Generative models have shifted protein informatics from forecasting to fabrication. Diffusion models give us programmable control over 3D geometry; protein language models contribute evolutionary priors and rapid structure hints; and inverse folding models translate shapes into sequences that are likely to refold and function. Structure predictors, including AlphaFold 3 as of May 2024, now play a vital but supporting role: they are the sieves through which generative ideas must pass, not the fountains from which ideas spring.

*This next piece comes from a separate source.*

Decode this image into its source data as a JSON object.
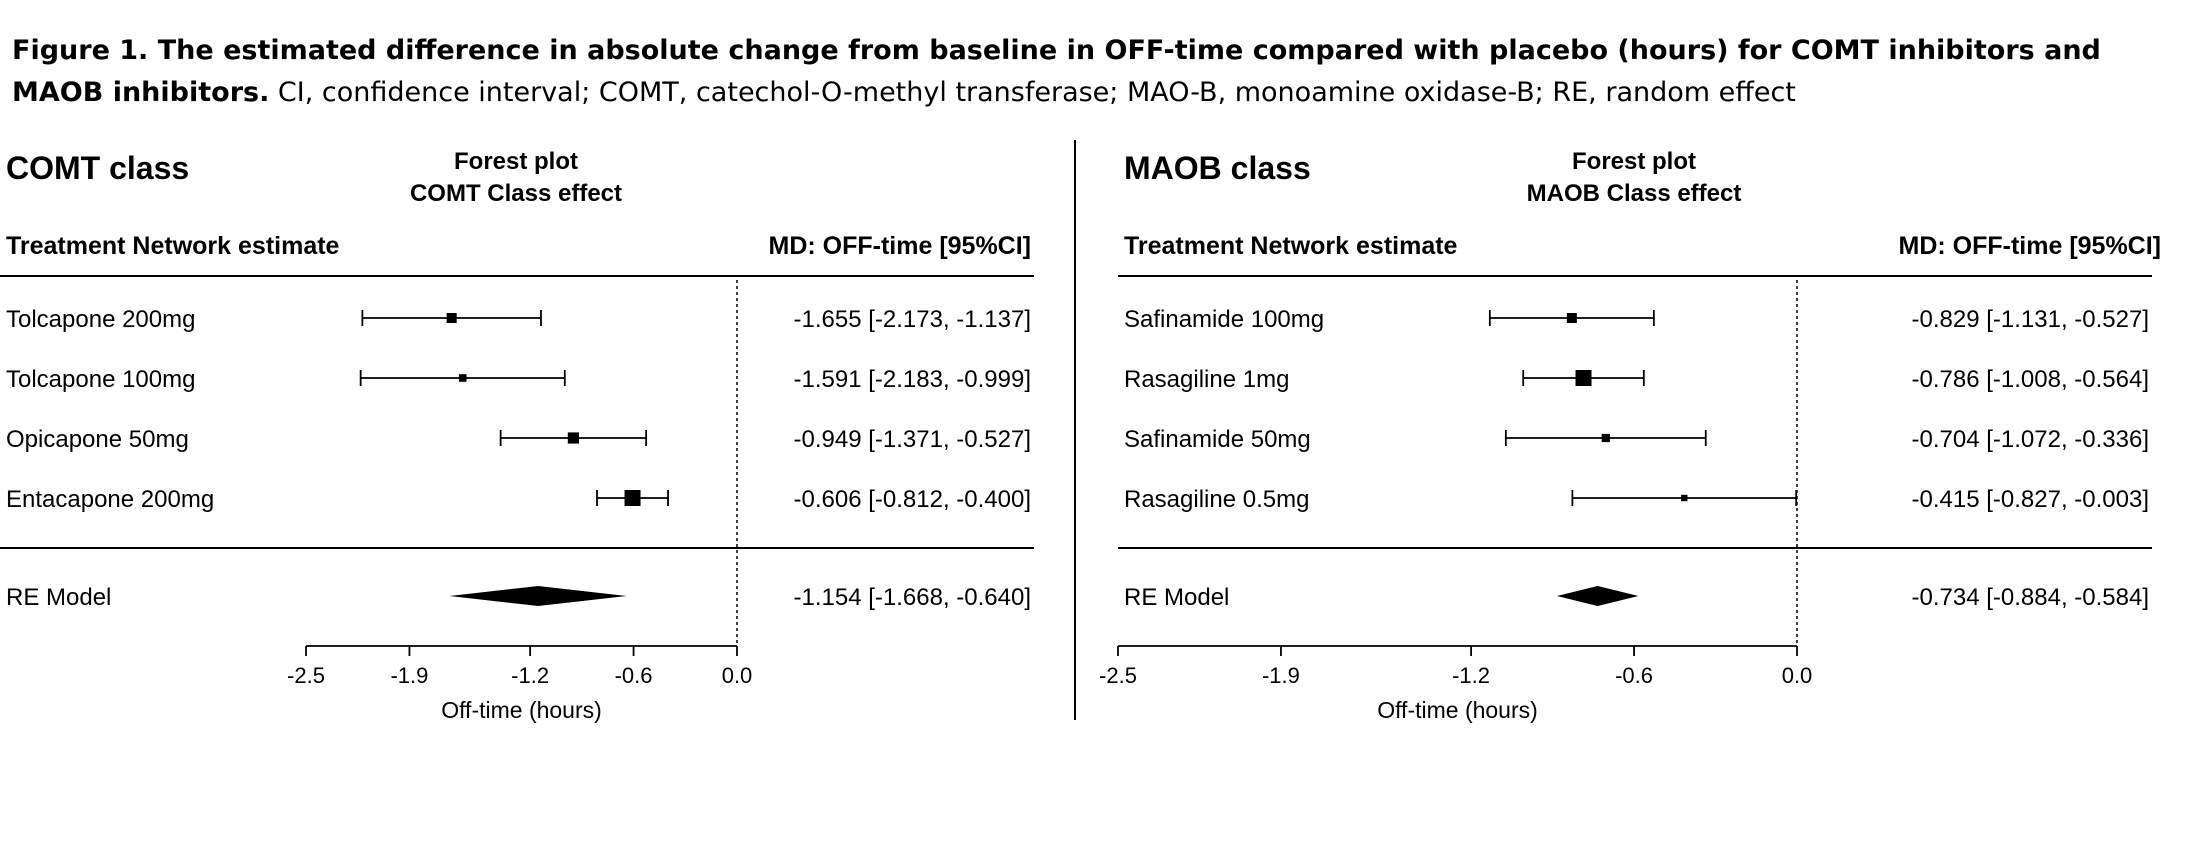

If you’re building a new pipeline, start by writing your “design spec” in the language of constraints and objectives, not just sequences and folds. Then wire a backbone diffusion step to a sequence realization step, and let fast predictors prune aggressively before you invest in heavy computation or wet‑lab cycles. The prize is speed: from months of bespoke modeling to days of programmable exploration—followed by a tighter experimental loop that gets smarter with every run.